Summary Part 4 - ARRHYTHMIAS

The normal resting heart rate in adults is 50-100 bpm, with respiratory variation.

  1. Block and bradycardia
    • Pauses of ≥3 seconds may be clinically relevant. Sinus bradycardia in the well trained may be as slow as 30 bpm. If the sinus node fails to stimulate, pacemaker cells from lower parts of the conduction system may generate escape beats, but often disease processes may affect the entire conduction system
    • Sinus arrest: The sinus node fails for a while, and there is no normal P wave
    • Sino-atrial block (SA block): The sinus node generates impulses, but these do not reach atrial cells. The P wave is missing, but returns after an interval of one or more normal P-P intervals
    • First degree AV -block is not a true block, but merely delayed conduction; all impulses are conducted, but the PQ interval is ≥0.22, usually without any clinical consequence. In 2nd degree AV block grad 2 one QRS complex is missing. In 2nd degree (Wenckebach) block (also called Mobitz type 1) the PQ interval is first normal, then increasing with each beat until a dropped QRS complex, and then the sequence repeats. This is regarded as harmless, whereas in Mobitz type 2 block, a random QRS is blocked, signifying a diseased conduction system, and an implanted pacemaker is usually recommended. In complete AV block (3rd degree) no P waves are conducted, and atria and ventricles beat independently. Intermittent AV block often causes syncope (Stokes-Adams attacks) or cardiac arrest. Pacemaker treatment is indicated in AV-blokk of 2nd degree (Mobitz type 2) and grade 3
  2. Premature beats
    • In the absence of bundle branch block premature supraventricular beats have narrow QRS complexes, whereas those of ventricular origin lack the P wave and are wide. Occasionally they may cause a retrograde P wave that sometimes is visible, or is recognized only by its reset of the sinus node, causing a delayed next P wave. One premature beat in a 10 s recording amounts to 8640/24 h if representative. Premature beats are not dangerous, but a large number of premature supraventricular beats associates with increased risk of atrial fibrillation, and abundant VPBs may indicate, and even trigger heart failure.

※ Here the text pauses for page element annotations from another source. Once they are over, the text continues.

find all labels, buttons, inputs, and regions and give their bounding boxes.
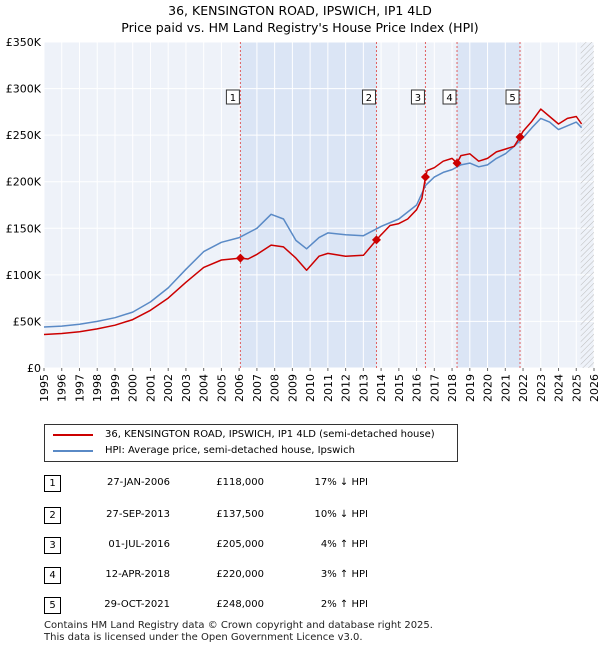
- sale-box-label: 4: [446, 93, 452, 104]
- y-tick-label: £0: [27, 362, 41, 375]
- x-tick-label: 2004: [198, 374, 211, 402]
- sale-number-badge: 5: [44, 597, 61, 614]
- x-tick-label: 1999: [109, 374, 122, 402]
- x-tick-label: 2021: [499, 374, 512, 402]
- sale-hpi-change: 17% ↓ HPI: [314, 477, 368, 488]
- x-tick-label: 2010: [304, 374, 317, 402]
- x-tick-label: 1996: [56, 374, 69, 402]
- x-tick-label: 2024: [553, 374, 566, 402]
- x-tick-label: 2026: [588, 374, 600, 402]
- y-tick-label: £150K: [6, 222, 42, 235]
- sale-date: 29-OCT-2021: [104, 599, 170, 610]
- x-tick-label: 2002: [162, 374, 175, 402]
- legend: 36, KENSINGTON ROAD, IPSWICH, IP1 4LD (s…: [44, 424, 458, 462]
- sale-marker: [420, 172, 430, 182]
- x-tick-label: 2008: [269, 374, 282, 402]
- x-tick-label: 1995: [38, 374, 51, 402]
- chart-title-line1: 36, KENSINGTON ROAD, IPSWICH, IP1 4LD: [168, 3, 432, 18]
- y-tick-label: £350K: [6, 36, 42, 49]
- x-tick-label: 1997: [73, 374, 86, 402]
- chart-title-line2: Price paid vs. HM Land Registry's House …: [121, 20, 479, 35]
- table-row: 4 12-APR-2018 £220,000 3% ↑ HPI: [44, 566, 464, 586]
- x-tick-label: 2006: [233, 374, 246, 402]
- sale-price: £137,500: [216, 509, 264, 520]
- table-row: 5 29-OCT-2021 £248,000 2% ↑ HPI: [44, 596, 464, 616]
- sale-box: [225, 89, 240, 105]
- sale-number-badge: 2: [44, 507, 61, 524]
- sale-date: 27-JAN-2006: [106, 477, 170, 488]
- sale-price: £220,000: [216, 569, 264, 580]
- x-tick-label: 2003: [180, 374, 193, 402]
- sale-marker: [371, 235, 381, 245]
- x-tick-label: 2015: [393, 374, 406, 402]
- sale-number-badge: 4: [44, 567, 61, 584]
- sale-hpi-change: 3% ↑ HPI: [320, 569, 368, 580]
- y-tick-label: £250K: [6, 129, 42, 142]
- sale-marker: [235, 253, 245, 263]
- x-tick-label: 2009: [286, 374, 299, 402]
- x-tick-label: 2020: [482, 374, 495, 402]
- x-tick-label: 2001: [144, 374, 157, 402]
- x-tick-label: 1998: [91, 374, 104, 402]
- sale-price: £118,000: [216, 477, 264, 488]
- x-tick-label: 2022: [517, 374, 530, 402]
- sale-price: £248,000: [216, 599, 264, 610]
- legend-label-hpi: HPI: Average price, semi-detached house,…: [105, 445, 355, 456]
- sale-box: [361, 89, 376, 105]
- sale-price: £205,000: [216, 539, 264, 550]
- table-row: 1 27-JAN-2006 £118,000 17% ↓ HPI: [44, 474, 464, 494]
- legend-line-property: [53, 434, 93, 436]
- sale-marker: [515, 132, 525, 142]
- hatched-region: [580, 42, 594, 368]
- x-tick-label: 2005: [215, 374, 228, 402]
- y-tick-label: £50K: [13, 315, 42, 328]
- x-tick-label: 2013: [357, 374, 370, 402]
- x-tick-label: 2012: [340, 374, 353, 402]
- x-tick-label: 2025: [570, 374, 583, 402]
- table-row: 2 27-SEP-2013 £137,500 10% ↓ HPI: [44, 506, 464, 526]
- legend-line-hpi: [53, 450, 93, 452]
- sale-box-label: 3: [415, 93, 421, 104]
- sale-box-label: 2: [366, 93, 372, 104]
- y-tick-label: £100K: [6, 269, 42, 282]
- sale-number-badge: 3: [44, 537, 61, 554]
- x-tick-label: 2017: [428, 374, 441, 402]
- sale-box-label: 5: [509, 93, 515, 104]
- sale-hpi-change: 4% ↑ HPI: [320, 539, 368, 550]
- x-tick-label: 2019: [464, 374, 477, 402]
- price-chart: £0 £50K £100K £150K £200K £250K £300K £350K 199…: [6, 36, 600, 402]
- sale-marker: [452, 158, 462, 168]
- x-tick-label: 2018: [446, 374, 459, 402]
- property-price-line: [43, 108, 583, 336]
- sale-number-badge: 1: [44, 475, 61, 492]
- footer-line1: Contains HM Land Registry data © Crown c…: [44, 620, 433, 631]
- x-tick-label: 2016: [411, 374, 424, 402]
- legend-label-property: 36, KENSINGTON ROAD, IPSWICH, IP1 4LD (s…: [105, 429, 435, 440]
- shaded-period: [240, 42, 377, 368]
- x-tick-label: 2000: [127, 374, 140, 402]
- y-tick-label: £300K: [6, 83, 42, 96]
- sale-box: [410, 89, 425, 105]
- sale-date: 12-APR-2018: [105, 569, 170, 580]
- x-tick-label: 2014: [375, 374, 388, 402]
- sale-date: 27-SEP-2013: [106, 509, 170, 520]
- y-tick-label: £200K: [6, 176, 42, 189]
- table-row: 3 01-JUL-2016 £205,000 4% ↑ HPI: [44, 536, 464, 556]
- x-tick-label: 2007: [251, 374, 264, 402]
- sale-hpi-change: 10% ↓ HPI: [314, 509, 368, 520]
- footer-line2: This data is licensed under the Open Gov…: [44, 632, 363, 643]
- x-tick-label: 2011: [322, 374, 335, 402]
- x-tick-label: 2023: [535, 374, 548, 402]
- sale-box-label: 1: [230, 93, 236, 104]
- sale-date: 01-JUL-2016: [108, 539, 170, 550]
- chart-title: 36, KENSINGTON ROAD, IPSWICH, IP1 4LD Pr…: [0, 2, 600, 36]
- sale-box: [505, 89, 520, 105]
- sale-hpi-change: 2% ↑ HPI: [320, 599, 368, 610]
- sale-box: [442, 89, 457, 105]
- footer-credits: Contains HM Land Registry data © Crown c…: [44, 620, 433, 644]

  3. Supraventricular tachycardias (SVT)
    • Paroxysmal supraventricular tachycardias may occur in otherwise healthy hearts. They use to have a sudden onset, abrupt termination and a regular rate. Reentry is the common mechanism for the arrhythmia, mainly in the AV node (AVNRT), or atria and ventricles both participate in the arrhythmic circuit through both an AV nodal and an accessory bundle connection (AVRT, or WPW syndrome). Atrial tachycardia is the least prevalent SVT, and it is caused either by reentry or triggered automatism. All SVTs are amenable to cure by catheter ablation.
    • In atrial flutter we typically see regular flutter waves at a rate of 220-300 bpm, usually from the right atrium or around scar tissue. Fortunately, the AV node blocks one half or more of these impulses (2:1, 3:1 or variable conduction).
    • In atrial fibrillation only parts of the atrial walls depolarize synchronously, and the fibrillatory waves appear at a rate of 350+/min. Typically, the conducted beats are irregular
  4. Ventricular tachycardias (VT)
    • In VT the ventricles run away independent of atrial activity. Usually there are more QRS complexes than there are P waves. The QRS complexes are wide. A longs strip of ECG lead II is often useful in the search for P waves. An occasional less broad QRS may often be seen, representing ventricular capture by a normally conducted beat, or fusion beats, with elements from both normal and ventricular origin. A regular VT usually is a reentry tachycardia, around or within a scar area, and usually signifies serious heart disease. VT may degenerate to VF/heart arrest. In some cases the arrhythmic mechanism can be destroyed by catheter ablation, but often should an ICD be used as a safety net.
    • Polymorphic VT is also called torsades de pointes: The QT interval is usually prolonged, and the QRS complexes are fast and irregular with a systematic change in axis and morphology. The arrhythmic mechanism is usually triggered automatism from cells that are filled with calcium, and therefore generate afterdepolarizations that trigger premature beats that initiate VT and fibrillation.